Papst Franziskus – gewählt am 13. März 2013 – ist gewiss der richtige Papst zur rechten Zeit. Angesichtrs des gewaltigen Arbeitsaufkommens gibt es viele Personen im Umfeld von Papst Franziskus, die für ihn und mit ihm arbeiten, seine Entscheidungen vorbereiten, seine Predigten skizzieren, seine Verlautbarungen und Dokumente entwerfen. Auch gibt es einen ganzen Tross von Organisatoren und Managern, welche seine Reisen organisieren und seine Audienzen, Auftritte und Ansprachen vorbereiten. Doch der Papst selbst muss dann dastehen und sich den ganzen Aktivitäten auch stellen.

Was für Papst Franziskus gilt, das galt auch für alle seine Vorgänger. Der Papst ist der Nachfolger Petri – er ist die höchste Autorität der Katholischen Kirche. Doch im Alltag begegnet der Papst nicht nur den Fans und jubelnden Massen. Er begegnet zu Recht nachdenklichen Mitstreitern; nicht selten auch einem Tsunami von Widerständen, von Gegnern und Kritikern, die sein Leben nicht einfach machen. Dazu kommt, dass der Papst es aushalten muss, gewaltige Projektionen auf sein Amt und seine Person zu verkraften. Konkret hat Papst Franziskus schon ausgerufen: «Rudert mit mir zusammen – rudert kräftig mit!» Seine Gegner im Vatikan sind nicht wenige und seine Widersacher erlahmen nicht; das thematisiert er auch.

Kuriale Krankheiten

Papst Franziskus nahm den Weihnachtsempfang zum Anlass, die Kurie zu kritisieren.

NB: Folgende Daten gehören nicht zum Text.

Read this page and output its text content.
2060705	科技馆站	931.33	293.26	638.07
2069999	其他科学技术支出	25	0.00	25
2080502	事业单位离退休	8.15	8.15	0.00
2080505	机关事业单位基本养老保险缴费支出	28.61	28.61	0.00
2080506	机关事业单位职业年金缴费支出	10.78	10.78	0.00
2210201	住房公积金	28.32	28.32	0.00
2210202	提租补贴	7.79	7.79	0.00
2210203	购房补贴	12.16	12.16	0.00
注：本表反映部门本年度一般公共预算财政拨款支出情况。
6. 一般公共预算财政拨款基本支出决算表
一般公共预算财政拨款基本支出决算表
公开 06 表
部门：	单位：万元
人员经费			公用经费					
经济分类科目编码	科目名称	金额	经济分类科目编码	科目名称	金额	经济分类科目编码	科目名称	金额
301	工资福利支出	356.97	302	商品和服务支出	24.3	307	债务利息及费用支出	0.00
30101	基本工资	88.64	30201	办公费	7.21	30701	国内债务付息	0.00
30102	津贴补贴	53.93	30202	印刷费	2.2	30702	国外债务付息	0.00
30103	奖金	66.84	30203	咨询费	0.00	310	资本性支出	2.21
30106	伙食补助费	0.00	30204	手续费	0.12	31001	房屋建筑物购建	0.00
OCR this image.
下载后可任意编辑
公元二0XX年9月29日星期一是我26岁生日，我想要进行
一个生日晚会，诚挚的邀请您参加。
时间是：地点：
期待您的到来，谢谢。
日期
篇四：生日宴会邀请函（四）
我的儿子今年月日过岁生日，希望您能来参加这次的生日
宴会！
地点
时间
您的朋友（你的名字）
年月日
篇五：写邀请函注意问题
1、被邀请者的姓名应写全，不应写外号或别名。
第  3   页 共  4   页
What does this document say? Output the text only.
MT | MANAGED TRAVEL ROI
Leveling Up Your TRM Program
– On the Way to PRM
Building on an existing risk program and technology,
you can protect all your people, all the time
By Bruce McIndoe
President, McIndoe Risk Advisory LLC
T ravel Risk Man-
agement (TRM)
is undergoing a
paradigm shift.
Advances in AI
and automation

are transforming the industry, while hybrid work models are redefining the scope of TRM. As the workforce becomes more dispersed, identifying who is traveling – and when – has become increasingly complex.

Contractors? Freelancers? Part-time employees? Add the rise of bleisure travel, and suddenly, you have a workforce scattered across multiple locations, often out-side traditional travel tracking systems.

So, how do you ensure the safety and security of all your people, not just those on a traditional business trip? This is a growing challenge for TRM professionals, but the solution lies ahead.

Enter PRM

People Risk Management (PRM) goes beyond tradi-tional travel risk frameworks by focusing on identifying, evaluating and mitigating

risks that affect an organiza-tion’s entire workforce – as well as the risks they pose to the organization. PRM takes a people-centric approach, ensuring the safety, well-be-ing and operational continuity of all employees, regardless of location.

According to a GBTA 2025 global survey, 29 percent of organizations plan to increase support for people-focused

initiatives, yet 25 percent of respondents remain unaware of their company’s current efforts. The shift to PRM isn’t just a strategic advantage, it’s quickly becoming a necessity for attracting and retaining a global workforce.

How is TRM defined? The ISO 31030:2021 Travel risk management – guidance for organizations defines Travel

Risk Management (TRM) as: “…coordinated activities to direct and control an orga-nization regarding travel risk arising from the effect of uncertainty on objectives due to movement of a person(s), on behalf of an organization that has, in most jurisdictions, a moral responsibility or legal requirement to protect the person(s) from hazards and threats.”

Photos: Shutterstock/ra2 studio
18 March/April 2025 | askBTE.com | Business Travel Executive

Radio Vatikan dokumentiert bis heute diesen sehr denkwürdigen «Empfang». Die Worte des Papstes werden wie folgt zusammengefasst: «Die Kurie ist gerufen, sich zu bessern; immer zu verbessern und in Gemeinschaft, Heiligkeit und Weisheit zu wachsen, um ihre Aufgabe ganz und gar erfüllen zu können.» Franziskus zählte dann 15 kuriale Krankheiten auf, die er im Sinne einer Gewissenserfoschung seinen engsten Mitarbeitenden vorhält. Ausdrücklich wies der Papst darauf hin, dass diese Krankheiten nicht ausschliesslich die Kurie betreffen, sondern eine Gefahr für jeden Christen darstellen würden; für jede Gemeinschaft, Pfarrei und die kirchlichen Bewegungen. Die Aufzählung der Krankheiten umfasst unter anderem folgende Laster: «sich für unsterblich, immun und unersetzlich zu halten»; «die obsessive Arbeitswut»; «geistig-geistliche Versteinerung»; «Funktionalismus, Planungswut, Vereinzelung»; «Krankheit des geistlichen Alzheimer»; «Eitelkeit, Titelsucht, Einschleimen bei Vorgesetzten»; «existenzielle Schizophrenie, Doppelleben und Heuchelei»; «Geschwätz, Herabsetzen der anderen»; «Ansammeln von Gütern»; «Härte und Rigorismus». Die Krankheiten zu nennen, sei bereits der erste Schritt zur Besserung, schloss Franziskus seine Ausführungen. Das sei ein Auftrag an alle: die Gemeinsamkeit zu suchen, die Einheit, um der Kirche besser dienen zu können.

Es waren keine Vorwürfe an konkrete Personen, die der Papst äusserte, es war eine sehr deutliche Gewissenserforschung, die er beim Weihnachtsempfang 2014 vorlegte. Franziskus versteht unter «Reform» zuerst und vor allem eine Reform der Menschen, dann erst der Strukturen. Papst Franziskus hält den Finger drauf, er kann schnell und deutlich entscheiden. Er kann – wie bekannt ist – auch anders! Doch ohne diese Qualitäten würde ein Papst schlicht vom Alltag aufgerieben. Franziskus hat nun zehn Jahre seinen Dienst an der Kirche getan; dafür verdient er zuerst unser aller Dank.